By James A. Kroll

NEW YORK CITY – Last night (Aug. 13) I had the opportunity to see the Pigeon Creek Shakespeare Company’s New York City Debut, a production of “Julius Caesar” performed with an all-female cast.

It was staged at the Kraine Theatre in the East Village, once renowned as the home of the punk rock scene in the late ’70s and early ’80s that introduced the Sex Pistols, the Police and the Clash to New York from London; and a stone’s throw away from the Fillmore East, a theater that brought The Doors, Jefferson Airplane and the Grateful Dead from California to this island off the east coast of America.

So it was fitting that Pigeon Creek joined this illustrious cast of performers known for both their innovativeness and ability to detect the pulse of the masses, and PCSC arrived from Grand Haven and from the shores of Lake Michigan to NYC on the shore of the great Atlantic.

The mission statement of this troupe is based on what they refer to as “original practices,” which is a throwback to the theatrical practices that were in play when Shakespeare’s plays were originally produced. In other words. the limited set and production values they employ, along with “universal lighting,” strip the productions down to where the focus is on the language of the playwright; So the spoken work itself creates the world where the characters live and our imagination populates the stage with all the unseen buildings, monuments, and countrysides in which the action takes place.

This production of “Julius Caesar” remained true to that statement, but the question remains: Did they achieve their intended goal in using an all female cast of what they themselves acknowledge is a testosterone-filled play, and their desire to challenge the preconceptions of male and female while exploring the performance of gender? Though I admire their quest, I found myself questioning their execution.
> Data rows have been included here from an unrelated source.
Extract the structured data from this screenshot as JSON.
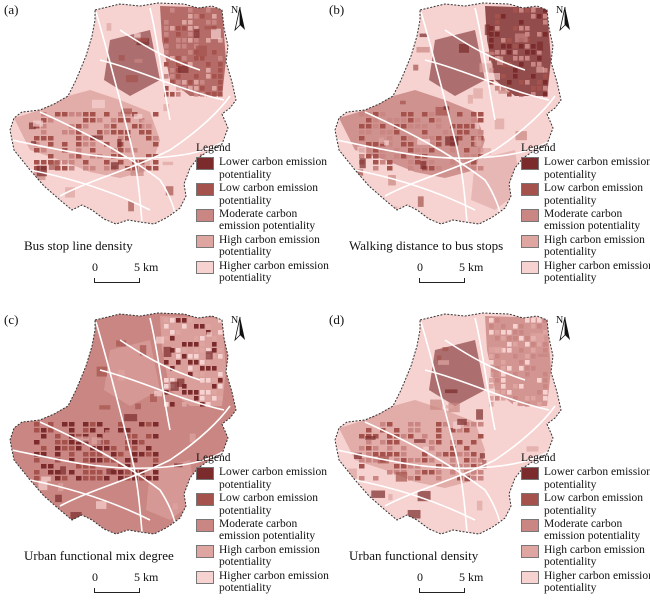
{
  "legend": {
    "title": "Legend",
    "classes": [
      {
        "label": "Lower carbon emission potentiality",
        "color": "#7b2b2b"
      },
      {
        "label": "Low carbon emission potentiality",
        "color": "#a5524d"
      },
      {
        "label": "Moderate carbon emission potentiality",
        "color": "#c98682"
      },
      {
        "label": "High carbon emission potentiality",
        "color": "#dea5a1"
      },
      {
        "label": "Higher carbon emission potentiality",
        "color": "#f6d3d1"
      }
    ]
  },
  "north_label": "N",
  "scale": {
    "zero": "0",
    "distance": "5 km"
  },
  "panels": [
    {
      "label": "(a)",
      "caption": "Bus stop line density",
      "base": 4,
      "west": 3,
      "center": 1,
      "ne": 1
    },
    {
      "label": "(b)",
      "caption": "Walking distance to bus stops",
      "base": 4,
      "west": 2,
      "center": 1,
      "ne": 0
    },
    {
      "label": "(c)",
      "caption": "Urban functional mix degree",
      "base": 2,
      "west": 2,
      "center": 0,
      "ne": 3
    },
    {
      "label": "(d)",
      "caption": "Urban functional density",
      "base": 4,
      "west": 3,
      "center": 1,
      "ne": 2
    }
  ]
}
There were truly some fine performances, most notability Heather Folkvord as Brutus, torn by the love of friendship and the dedication to one’s duty to the state. Sarah Stark played a Marcus Anthony that snake-oil salesman would be proud to call one of their own. As Julius Caesar, Kathleen Bode was a noble character, though seemingly unaware of the jealously generated from others when one achieves power and devotion. And as the catalyst of that jealously, though self-deluded by a sense of honor, Katherine Mayberry brought Caius Cassius to life. The cast as a whole was delightful in the daring and excitement they generated on the stage.

Alisha Huber’s direction of the play gave “Julius Caesar” a very nice pacing, and the scenes moved one into the other in an effortless free form that specifically suited this production. Given that the play was largely language driven, the clarity of the performers and their disciplined dedication to the spoken word kept the narration on track, and allowed the audience to share with the actors in their journey to discover their own truths.

But this brings me back to the goal of this production: What were they trying to give to me? What “truth” was I, as a member of the audience, supposed to take with me as I left the theater and entered the subway on my trip back home?

Watching these women play the roles of men, while bold in their delivery, left me puzzled as to their intention. I wondered if the recent political situation in which we live today — where more women have gained so much prominence and power, where a Hilary Clinton is the Secretary of State and a Nancy Pelosi is third in line to the most powerful position in the world — have any consideration in the company’s choice in casting?

But then, these are powerful women who remain women, and comparing them to historical male counterparts was an idea not given to me from the play, but my own searching for an answer. Or was it?

When one takes a classical piece and alters it by either time, location or gender, the need for that innovation has to be apparent and ring true. New York is a city that applauds innovation and rewards one for the successful execution of a new idea, no matter from where in the world that idea has come. Pigeon Creek Shakespeare Company has taken that first step to reap those rewards, and I look forward to their continuing efforts.